Paley:
"In crossing a heath, suppose I pitched my foot against a stone, and were asked how the stone came to be there; I might possibly answer, that, for anything I knew to the contrary, it had lain there forever: nor would it perhaps be very easy to show the absurdity of this answer. But suppose I had found a watch upon the ground, and it should be inquired how the watch happened to be in that place; I should hardly think of the answer I had before given, that for anything I knew, the watch might have always been there...every indication of contrivance, every manifestation of design, which existed in the watch, exists in the works of nature; with the difference, on the side of nature, of being greater or more, and that in a degree which exceeds all computation."
Problems:
1. A contradiction. First Paley distinguishes the watch from nature, but then attempts to create an analogy simply through complexity. Complexity does not denote design.
2. The materials to make the watch already exist, but then we have to believe that a creator made the universe out of nothing.
3. False analogy:
A watch is complex
A watch has a watchmaker
The universe is also complex
Therefore the universe has a watchmaker
Then it should apply elsewhere:
Leaves are complex cellulose structures
Leaves grow on trees
Money bills are also complex cellulose structures
Therefore money grows on trees
Like most analogies, it is somewhat weak and it ignores important aspects: it does not tell us who is the watchmaker, it merely assumes it is a god, therefore it is not sound evidence for a god, and like the cosmological argument it breaks down at the point where one enquires, who made the watchmaker?

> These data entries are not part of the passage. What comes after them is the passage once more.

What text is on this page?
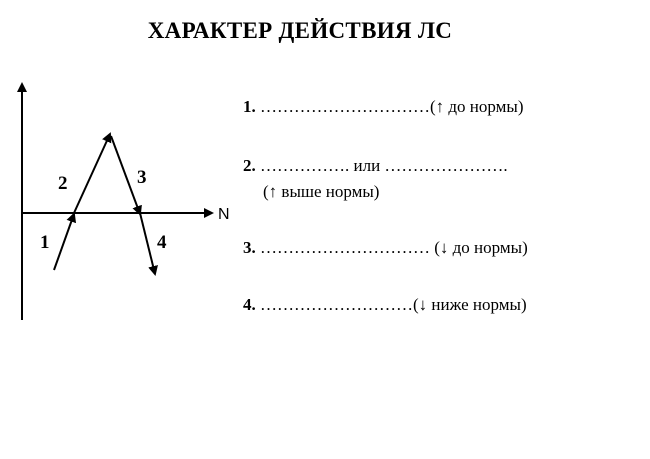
ХАРАКТЕР ДЕЙСТВИЯ ЛС
N
1
2	3
4
1. …………………………(↑ до нормы)
2. ……………. или ………………….
(↑ выше нормы)
3. ………………………… (↓ до нормы)
4. ………………………(↓ ниже нормы)
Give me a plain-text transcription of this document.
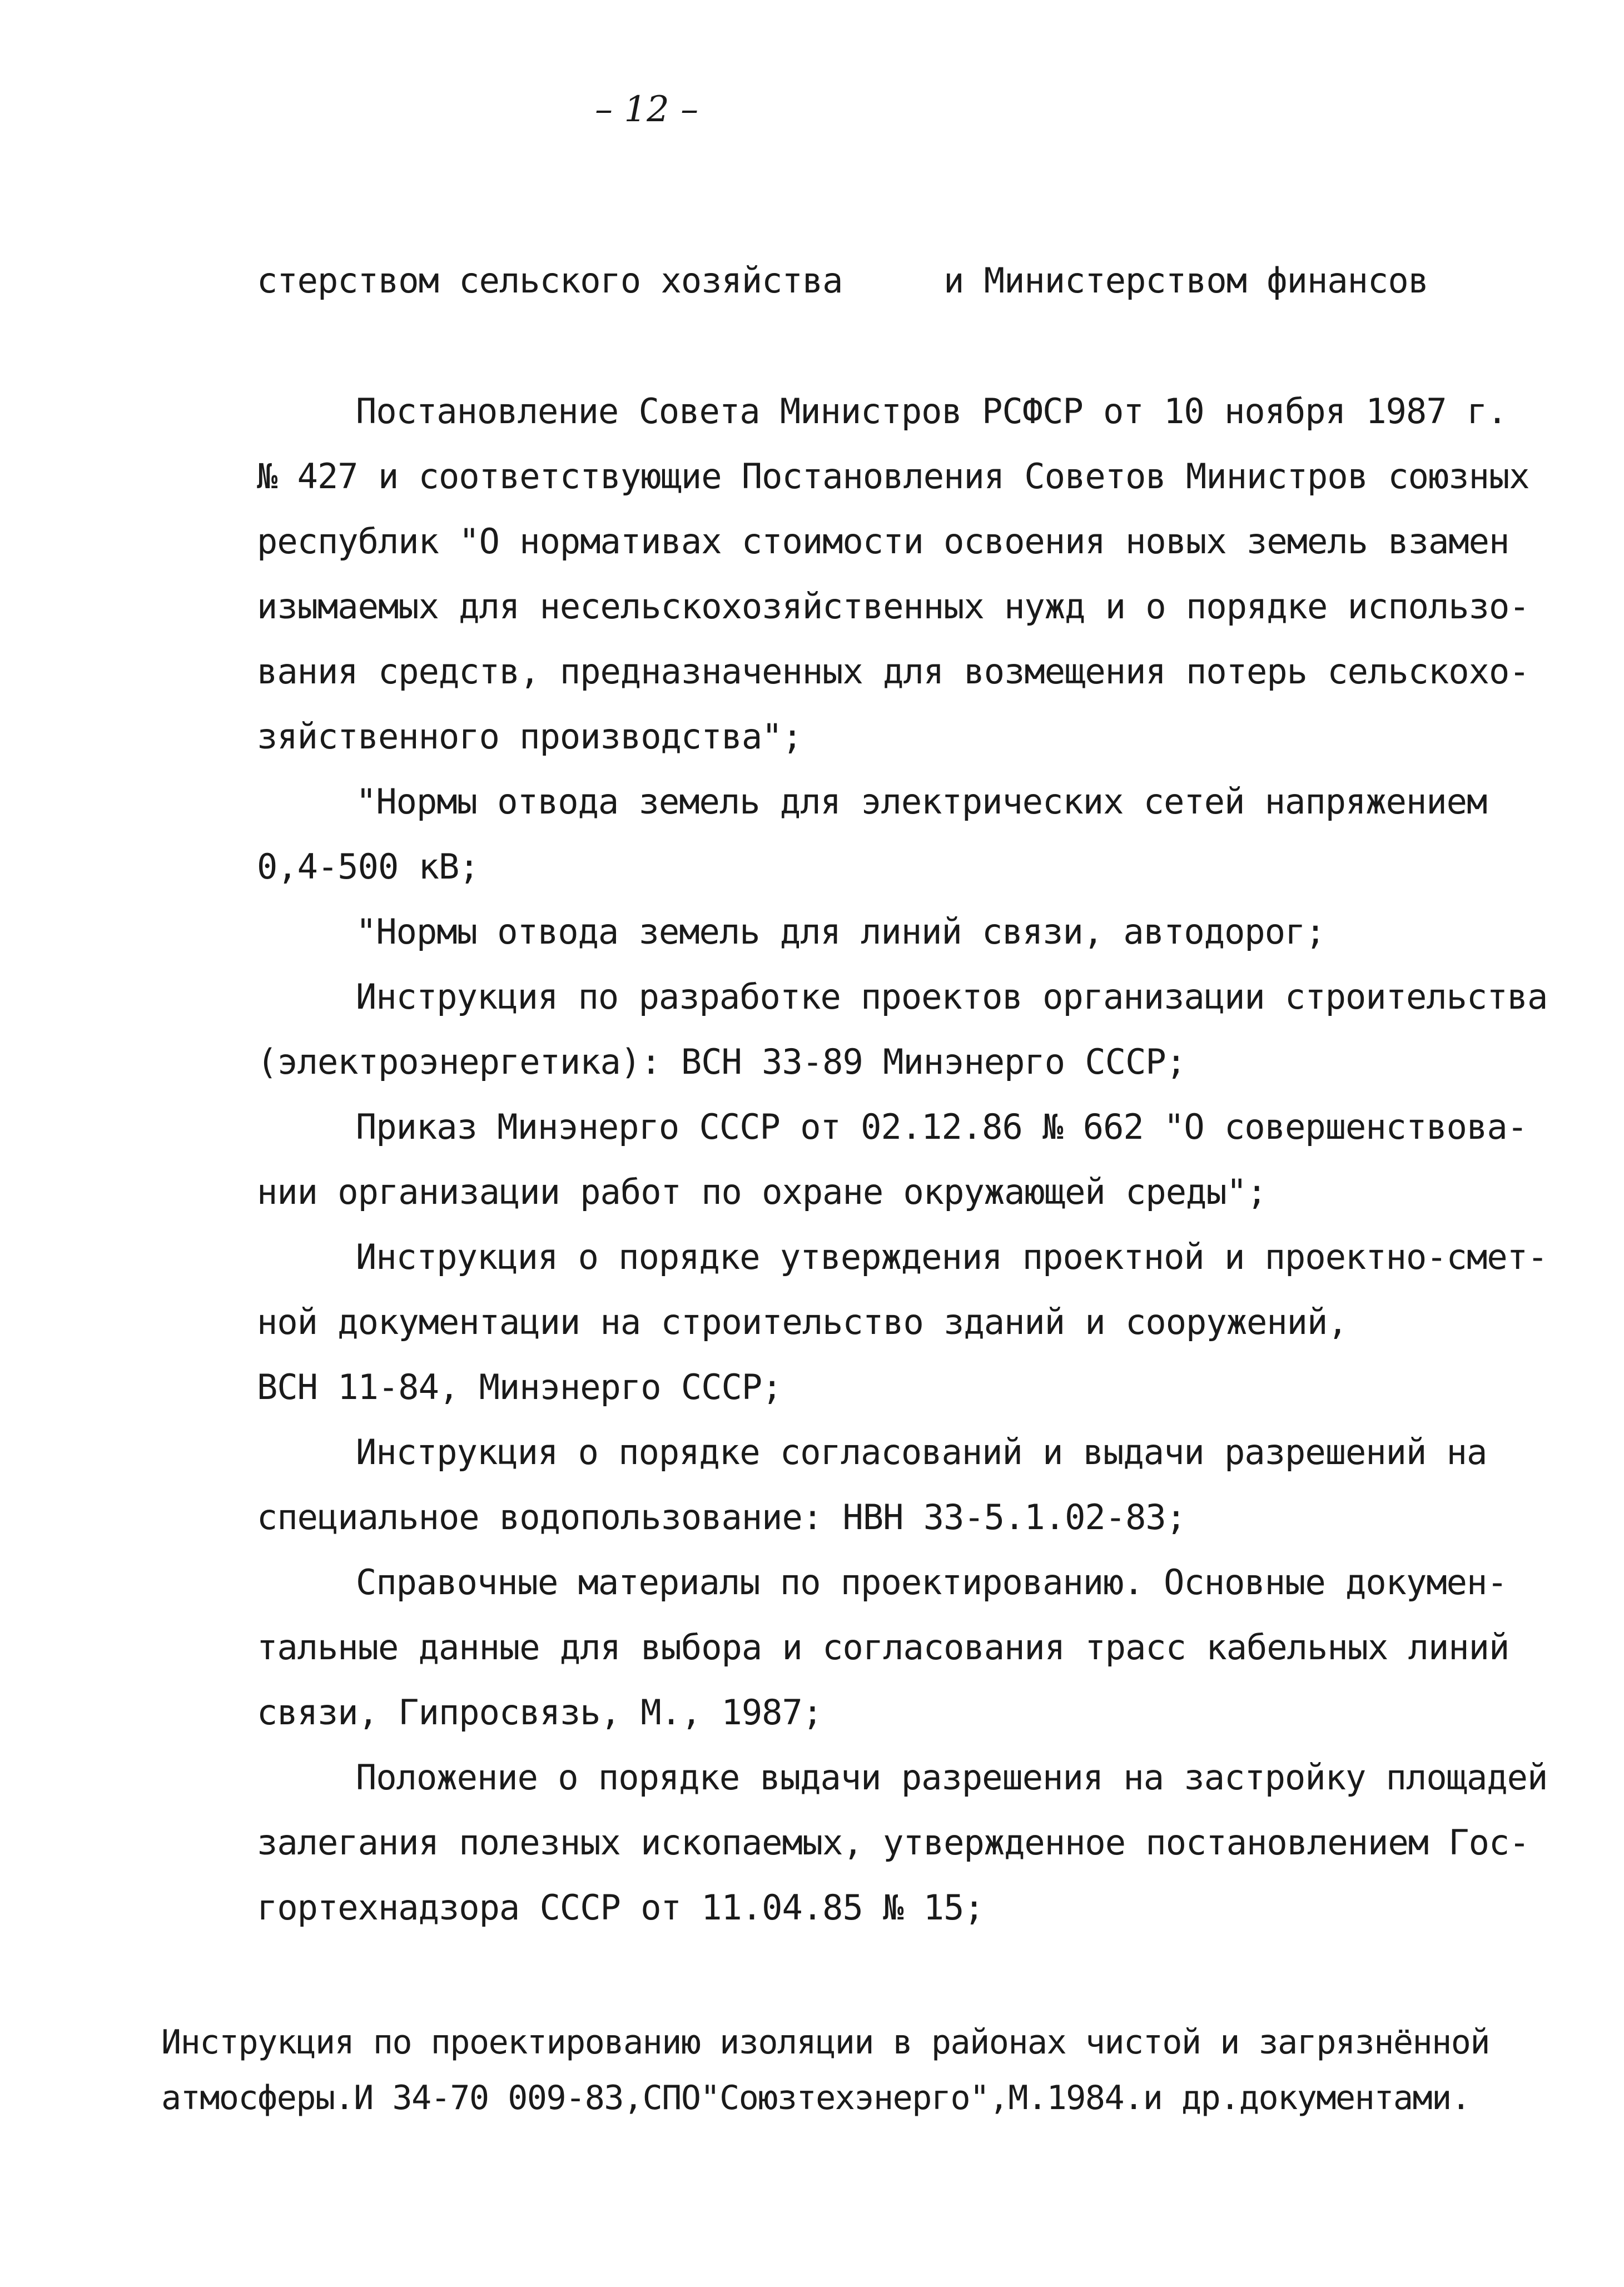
– 12 –

стерством сельского хозяйства     и Министерством финансов

Постановление Совета Министров РСФСР от 10 ноября 1987 г.

№ 427 и соответствующие Постановления Советов Министров союзных

республик "О нормативах стоимости освоения новых земель взамен

изымаемых для несельскохозяйственных нужд и о порядке использо-

вания средств, предназначенных для возмещения потерь сельскохо-

зяйственного производства";

"Нормы отвода земель для электрических сетей напряжением

0,4-500 кВ;

"Нормы отвода земель для линий связи, автодорог;

Инструкция по разработке проектов организации строительства

(электроэнергетика): ВСН 33-89 Минэнерго СССР;

Приказ Минэнерго СССР от 02.12.86 № 662 "О совершенствова-

нии организации работ по охране окружающей среды";

Инструкция о порядке утверждения проектной и проектно-смет-

ной документации на строительство зданий и сооружений,

ВСН 11-84, Минэнерго СССР;

Инструкция о порядке согласований и выдачи разрешений на

специальное водопользование: НВН 33-5.1.02-83;

Справочные материалы по проектированию. Основные докумен-

тальные данные для выбора и согласования трасс кабельных линий

связи, Гипросвязь, М., 1987;

Положение о порядке выдачи разрешения на застройку площадей

залегания полезных ископаемых, утвержденное постановлением Гос-

гортехнадзора СССР от 11.04.85 № 15;

Инструкция по проектированию изоляции в районах чистой и загрязнённой

атмосферы.И 34-70 009-83,СПО"Союзтехэнерго",М.1984.и др.документами.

Although I try to avoid using Dawkins as a source owing to an irrational hatred of the man evinced by those who cannot disprove his claims, he sums it up perfectly:
"Paley's argument is made with passionate sincerity and is informed by the best biological scholarship of the day, but it is wrong, gloriously and utterly wrong. The analogy between telescope and eye, between watch and living organism, is false. All appearances to the contrary, the only watchmaker in nature is the blind force of physics, albeit deplored in a special way. A true watchmaker has foresight: he designs his cogs and springs, and plans their interconnections, with a future purpose in his mind's eye. Natural selection, the blind unconscious, automatic process which Darwin discovered, and which we now know is the explanation for the existence and apparently purposeful form of all life, has no purpose in mind. It has no mind and no mind's eye. It does not plan for the future. It has no vision, no foresight, no sight at all. If it can be said to play the role of watchmaker in nature, it is the blind watchmaker."